Introduction Recently there has been an intense interest in molecularly imprinted technology. Molecularly imprinted polymers (MIP) are prepared by creating a three-dimensional polymeric matrix around a template molecule (Spégel et al. 2002). After the removal of the template, the resulting imprinted cavitiy with complementary shape and functional groups remain. The MIP technique has been demonstrated as one of the most promising techniques in the sensor field for its low cost, simplicity, reliability, and wide choice of templates and functional monomers (Fuchs et al. 2012; Haupt and Mosbach 2000). The technique has been widely explored in the field of analytical chemistry, especially in studies on stationary phases for HPLC (Moein et al. 2011), capillary electrochromatography (Huang et al. 2011), enzyme-linked sorbents for chemiluminescence (Jing et al. 2011) and colorimetric detection (Sergeyeva et al. 2014). Owing to the complementarity in binding sites and shape, the created nanocavities can exhibit good selectivity and act as artificial antibodies toward the imprinted molecules, including a large and diverse set of important metal ions (Güney and Cebeci 2010), organic molecules (Sun et al. 2014) and bioorganic molecules (Bossi et al. 2012). Furthermore, MIP electrochemical sensors have attracted considerable attention and have been widely utilized to detect different molecules ranging from small hazardous molecules to biomacromolecules (Kan et al. 2012; Li et al. 2012; Malitesta et al. 2012; Wang et al. 2014). At the same time, these reports pointed out that the fabrication of MIP on electrode surfaces was a critical factor (Afkhami et al. 2013). Hitherto, several methods have been developed for fabricating MIP on electrode surfaces, including in-situ polymerization by electrochemical (Pernites et al. 2011), optical (Ton et al. 2013) and thermal technologies (Turner et al. 2010), and to coat electrode surfaces with MIP suspensions containing glutinous agents (Yang et al. 2014). To achieve a high sensitivity, nanomaterials were used with MIP (Kong et al. 2013; Lian et al. 2012).
Carbon nanotubes (CNTs) are promising for electrochemical sensing due to their large surface areas, high electrical conductivities and excellent electron transfer rates (Lota et al. 2011).
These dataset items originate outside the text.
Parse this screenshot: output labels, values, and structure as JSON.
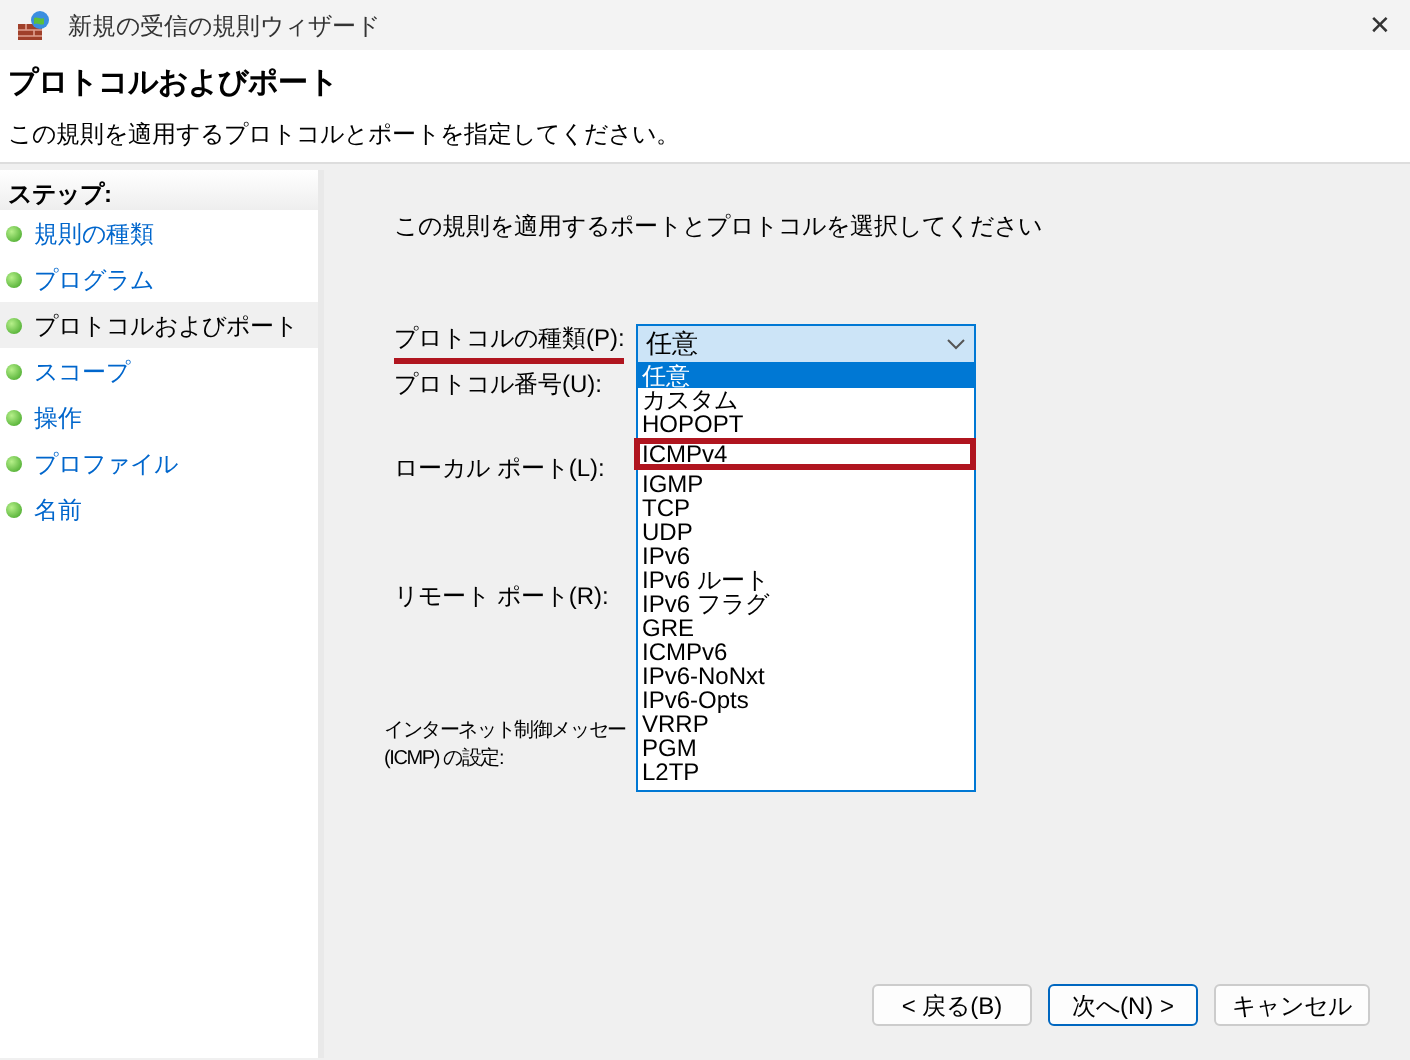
{
  "window": {
    "title": "新規の受信の規則ウィザード",
    "close": "✕"
  },
  "header": {
    "title": "プロトコルおよびポート",
    "subtitle": "この規則を適用するプロトコルとポートを指定してください。"
  },
  "steps": {
    "heading": "ステップ:",
    "items": [
      {
        "label": "規則の種類",
        "selected": false
      },
      {
        "label": "プログラム",
        "selected": false
      },
      {
        "label": "プロトコルおよびポート",
        "selected": true
      },
      {
        "label": "スコープ",
        "selected": false
      },
      {
        "label": "操作",
        "selected": false
      },
      {
        "label": "プロファイル",
        "selected": false
      },
      {
        "label": "名前",
        "selected": false
      }
    ]
  },
  "instruction": "この規則を適用するポートとプロトコルを選択してください",
  "form": {
    "protocol_type_label": "プロトコルの種類(P):",
    "protocol_type_annotated": true,
    "protocol_number_label": "プロトコル番号(U):",
    "local_port_label": "ローカル ポート(L):",
    "remote_port_label": "リモート ポート(R):",
    "icmp_label_lines": [
      "インターネット制御メッセー",
      "(ICMP) の設定:"
    ]
  },
  "protocol_combo": {
    "value": "任意",
    "options": [
      {
        "label": "任意",
        "selected": true,
        "annotated": false
      },
      {
        "label": "カスタム",
        "selected": false,
        "annotated": false
      },
      {
        "label": "HOPOPT",
        "selected": false,
        "annotated": false
      },
      {
        "label": "ICMPv4",
        "selected": false,
        "annotated": true
      },
      {
        "label": "IGMP",
        "selected": false,
        "annotated": false
      },
      {
        "label": "TCP",
        "selected": false,
        "annotated": false
      },
      {
        "label": "UDP",
        "selected": false,
        "annotated": false
      },
      {
        "label": "IPv6",
        "selected": false,
        "annotated": false
      },
      {
        "label": "IPv6 ルート",
        "selected": false,
        "annotated": false
      },
      {
        "label": "IPv6 フラグ",
        "selected": false,
        "annotated": false
      },
      {
        "label": "GRE",
        "selected": false,
        "annotated": false
      },
      {
        "label": "ICMPv6",
        "selected": false,
        "annotated": false
      },
      {
        "label": "IPv6-NoNxt",
        "selected": false,
        "annotated": false
      },
      {
        "label": "IPv6-Opts",
        "selected": false,
        "annotated": false
      },
      {
        "label": "VRRP",
        "selected": false,
        "annotated": false
      },
      {
        "label": "PGM",
        "selected": false,
        "annotated": false
      },
      {
        "label": "L2TP",
        "selected": false,
        "annotated": false
      }
    ]
  },
  "buttons": [
    {
      "label": "< 戻る(B)",
      "default": false
    },
    {
      "label": "次へ(N) >",
      "default": true
    },
    {
      "label": "キャンセル",
      "default": false
    }
  ]
}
CNTs have been widely used as sensors in various electroanalyticaland biosensing applications (Yáñez-Sedeño et al. 2010). Au nanoparticles (AuNPs) have been intensively studied on the fabrication of electrodes due to their large specific surface area, good biocompatibility, and high conductivity (Li et al. 2010b). Self-assembled monolayers (SAMs) can be induced by the strong chemisorption between the substrate and organic molecule (Fuller et al. 2010). SAMs have excellent stability and integration with biomolecular electronic devices and have been widely used in sensors. Cholesterol (CHO) is an essential lipid with several biological functions in organisms. Hypercholesterolemia is a major cause of the early development of coronary heart and peripheral atherosclerotic diseases (Stitziel et al. 2013). The determination of cholesterol levels in food and blood has been increasingly important for clinical analysis/diagnosis because of an alarming rise reported in the rate of clinical disorders due to abnormal levels of blood cholesterol. CHO has been detected by various methods, such as HPLC (Kotani et al. 2011), gas chromatography (Garcí a ‐ Llatas et al. 2012), cholesterol biosensors (Safavi and Farjami 2011) and electrophoretic chips (Kaminikado et al. 2011). Therefore, it is highly desirable for analytical research and clinical applications to establish a sensitive, selective and quick method to detect trace CHO in biological samples. To accurately determine CHO levels in individual laboratories, a sensitive and selective analytical methodology that requires less expensive apparatus and direct analytical determination without complicated derivatization procedures is needed. In this study, a novel sensor for CHO determination based on MIP and co-polymerized technology was constructed. A molecularly imprinted film was fabricated on the electrode surface, and CHO was linked to the cavities constructed by binding sites of molecularly imprinted film. It was hypothesized that the combination of surface molecular self-assembly by co-polymerization of poly-aminothiophenol (p-ATP) and AuNPs on GCE modified with multi-walled carbon nanotubes (MWNTs)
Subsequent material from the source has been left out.